Challenge: Adopt Consistency at Scale
No matter what industry data professionals are in today, they have to ensure that all people within the organization are working from the same datasets. But, this is easier said than done. The issue is more complex than just keeping a record of the schemas at the data sources and data destinations and keeping them in sync. It is also necessary to understand how these schema changes affect existing pipelines which are expecting to receive a specific data schema and now have a different schema available to them.
Impact: Maintains Consistency with Central Record of Schemas
Schema changes are identified by BDM Control at source, and all pipelines that are derived from this data source are notified of the change, ensuring that all destinations are always working with the most up to date data that is available.

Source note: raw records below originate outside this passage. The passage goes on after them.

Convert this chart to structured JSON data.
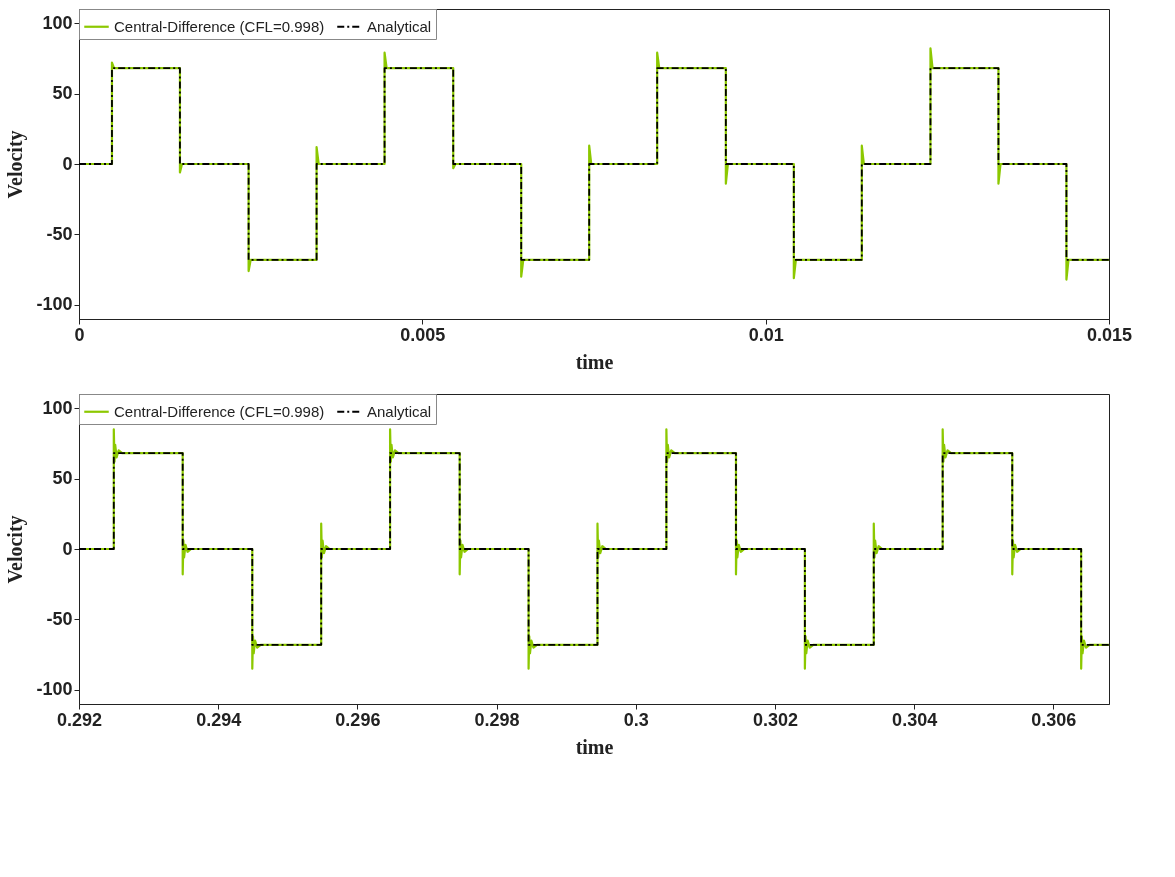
{
  "chart_data": [
    {
      "type": "line",
      "xlabel": "time",
      "ylabel": "Velocity",
      "xlim": [
        0,
        0.015
      ],
      "xticks": [
        0,
        0.005,
        0.01,
        0.015
      ],
      "ylim": [
        -110,
        110
      ],
      "yticks": [
        -100,
        -50,
        0,
        50,
        100
      ],
      "grid": false,
      "legend": "top left",
      "marker": "none",
      "series": [
        {
          "name": "Central-Difference (CFL=0.998)",
          "color": "#8cc800",
          "line_style": "solid",
          "x": [
            0,
            0.00048,
            0.00048,
            0.00051,
            0.00147,
            0.00147,
            0.0015,
            0.00247,
            0.00247,
            0.0025,
            0.00346,
            0.00346,
            0.00349,
            0.00445,
            0.00445,
            0.00448,
            0.00545,
            0.00545,
            0.00548,
            0.00644,
            0.00644,
            0.00647,
            0.00743,
            0.00743,
            0.00746,
            0.00842,
            0.00842,
            0.00845,
            0.00942,
            0.00942,
            0.00945,
            0.01041,
            0.01041,
            0.01044,
            0.0114,
            0.0114,
            0.01143,
            0.0124,
            0.0124,
            0.01243,
            0.01339,
            0.01339,
            0.01342,
            0.01438,
            0.01438,
            0.01441,
            0.015
          ],
          "values": [
            0,
            0,
            72,
            68,
            68,
            -6,
            0,
            0,
            -76,
            -68,
            -68,
            12,
            0,
            0,
            79,
            68,
            68,
            -3,
            0,
            0,
            -80,
            -68,
            -68,
            13,
            0,
            0,
            79,
            68,
            68,
            -14,
            0,
            0,
            -81,
            -68,
            -68,
            13,
            0,
            0,
            82,
            68,
            68,
            -14,
            0,
            0,
            -82,
            -68,
            -68
          ]
        },
        {
          "name": "Analytical",
          "color": "#000000",
          "line_style": "dashdot",
          "x": [
            0,
            0.00048,
            0.00048,
            0.00147,
            0.00147,
            0.00247,
            0.00247,
            0.00346,
            0.00346,
            0.00445,
            0.00445,
            0.00545,
            0.00545,
            0.00644,
            0.00644,
            0.00743,
            0.00743,
            0.00842,
            0.00842,
            0.00942,
            0.00942,
            0.01041,
            0.01041,
            0.0114,
            0.0114,
            0.0124,
            0.0124,
            0.01339,
            0.01339,
            0.01438,
            0.01438,
            0.015
          ],
          "values": [
            0,
            0,
            68,
            68,
            0,
            0,
            -68,
            -68,
            0,
            0,
            68,
            68,
            0,
            0,
            -68,
            -68,
            0,
            0,
            68,
            68,
            0,
            0,
            -68,
            -68,
            0,
            0,
            68,
            68,
            0,
            0,
            -68,
            -68
          ]
        }
      ]
    },
    {
      "type": "line",
      "xlabel": "time",
      "ylabel": "Velocity",
      "xlim": [
        0.292,
        0.3068
      ],
      "xticks": [
        0.292,
        0.294,
        0.296,
        0.298,
        0.3,
        0.302,
        0.304,
        0.306
      ],
      "ylim": [
        -110,
        110
      ],
      "yticks": [
        -100,
        -50,
        0,
        50,
        100
      ],
      "grid": false,
      "legend": "top left",
      "marker": "none",
      "series": [
        {
          "name": "Central-Difference (CFL=0.998)",
          "color": "#8cc800",
          "line_style": "solid",
          "x": [
            0.292,
            0.2925,
            0.2925,
            0.29251,
            0.29252,
            0.29254,
            0.29257,
            0.29262,
            0.29349,
            0.29349,
            0.2935,
            0.29351,
            0.29353,
            0.29356,
            0.29361,
            0.29449,
            0.29449,
            0.2945,
            0.29451,
            0.29453,
            0.29456,
            0.29461,
            0.29548,
            0.29548,
            0.29549,
            0.2955,
            0.29552,
            0.29555,
            0.2956,
            0.29647,
            0.29647,
            0.29648,
            0.29649,
            0.29651,
            0.29654,
            0.29659,
            0.29747,
            0.29747,
            0.29748,
            0.29749,
            0.29751,
            0.29754,
            0.29759,
            0.29846,
            0.29846,
            0.29847,
            0.29848,
            0.2985,
            0.29853,
            0.29858,
            0.29945,
            0.29945,
            0.29946,
            0.29947,
            0.29949,
            0.29952,
            0.29957,
            0.30044,
            0.30044,
            0.30045,
            0.30046,
            0.30048,
            0.30051,
            0.30056,
            0.30144,
            0.30144,
            0.30145,
            0.30146,
            0.30148,
            0.30151,
            0.30156,
            0.30243,
            0.30243,
            0.30244,
            0.30245,
            0.30247,
            0.3025,
            0.30255,
            0.30342,
            0.30342,
            0.30343,
            0.30344,
            0.30346,
            0.30349,
            0.30354,
            0.30441,
            0.30441,
            0.30442,
            0.30443,
            0.30445,
            0.30448,
            0.30453,
            0.30541,
            0.30541,
            0.30542,
            0.30543,
            0.30545,
            0.30548,
            0.30553,
            0.3064,
            0.3064,
            0.30641,
            0.30642,
            0.30644,
            0.30647,
            0.30652,
            0.3068
          ],
          "values": [
            0,
            0,
            85,
            62,
            74,
            65,
            70,
            68,
            68,
            -18,
            6,
            -6,
            3,
            -2,
            0,
            0,
            -85,
            -62,
            -74,
            -65,
            -70,
            -68,
            -68,
            18,
            -6,
            6,
            -3,
            2,
            0,
            0,
            85,
            62,
            74,
            65,
            70,
            68,
            68,
            -18,
            6,
            -6,
            3,
            -2,
            0,
            0,
            -85,
            -62,
            -74,
            -65,
            -70,
            -68,
            -68,
            18,
            -6,
            6,
            -3,
            2,
            0,
            0,
            85,
            62,
            74,
            65,
            70,
            68,
            68,
            -18,
            6,
            -6,
            3,
            -2,
            0,
            0,
            -85,
            -62,
            -74,
            -65,
            -70,
            -68,
            -68,
            18,
            -6,
            6,
            -3,
            2,
            0,
            0,
            85,
            62,
            74,
            65,
            70,
            68,
            68,
            -18,
            6,
            -6,
            3,
            -2,
            0,
            0,
            -85,
            -62,
            -74,
            -65,
            -70,
            -68,
            -68
          ]
        },
        {
          "name": "Analytical",
          "color": "#000000",
          "line_style": "dashdot",
          "x": [
            0.292,
            0.2925,
            0.2925,
            0.29349,
            0.29349,
            0.29449,
            0.29449,
            0.29548,
            0.29548,
            0.29647,
            0.29647,
            0.29747,
            0.29747,
            0.29846,
            0.29846,
            0.29945,
            0.29945,
            0.30044,
            0.30044,
            0.30144,
            0.30144,
            0.30243,
            0.30243,
            0.30342,
            0.30342,
            0.30441,
            0.30441,
            0.30541,
            0.30541,
            0.3064,
            0.3064,
            0.3068
          ],
          "values": [
            0,
            0,
            68,
            68,
            0,
            0,
            -68,
            -68,
            0,
            0,
            68,
            68,
            0,
            0,
            -68,
            -68,
            0,
            0,
            68,
            68,
            0,
            0,
            -68,
            -68,
            0,
            0,
            68,
            68,
            0,
            0,
            -68,
            -68
          ]
        }
      ]
    }
  ]
}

Solution: Schema & Pipeline Consistency
We have developed a solution which delivers on the schema and pipeline consistency issues:
The schema consistency of the data sources is read several times each day (configurable - with the ability to check schemas on-demand) and if changes have occurred these changes are recorded and stored in the central repository
All pipelines are recorded in the central repository and a record is created of all schemas that they are consuming data from
As changes are recorded in these schemas, the owner of the pipeline is informed and given the option to ignore these changes or to upgrade their pipeline
A version control system is also kept in place for pipelines to record which data source each pipeline is running off
Opportunity: Building Up-to-date Pipeline
BDM Schema Evolution guarantees consistency across the data. All users on the data lake will inherit their permissions from the original data sources whereas pipeline owners are now always informed of the changes to their data sources, allowing them to keep their data pipelines up to date. With the enhanced Audit Trail and data lineage traceability, data consistency is guaranteed between data sources and data destinations.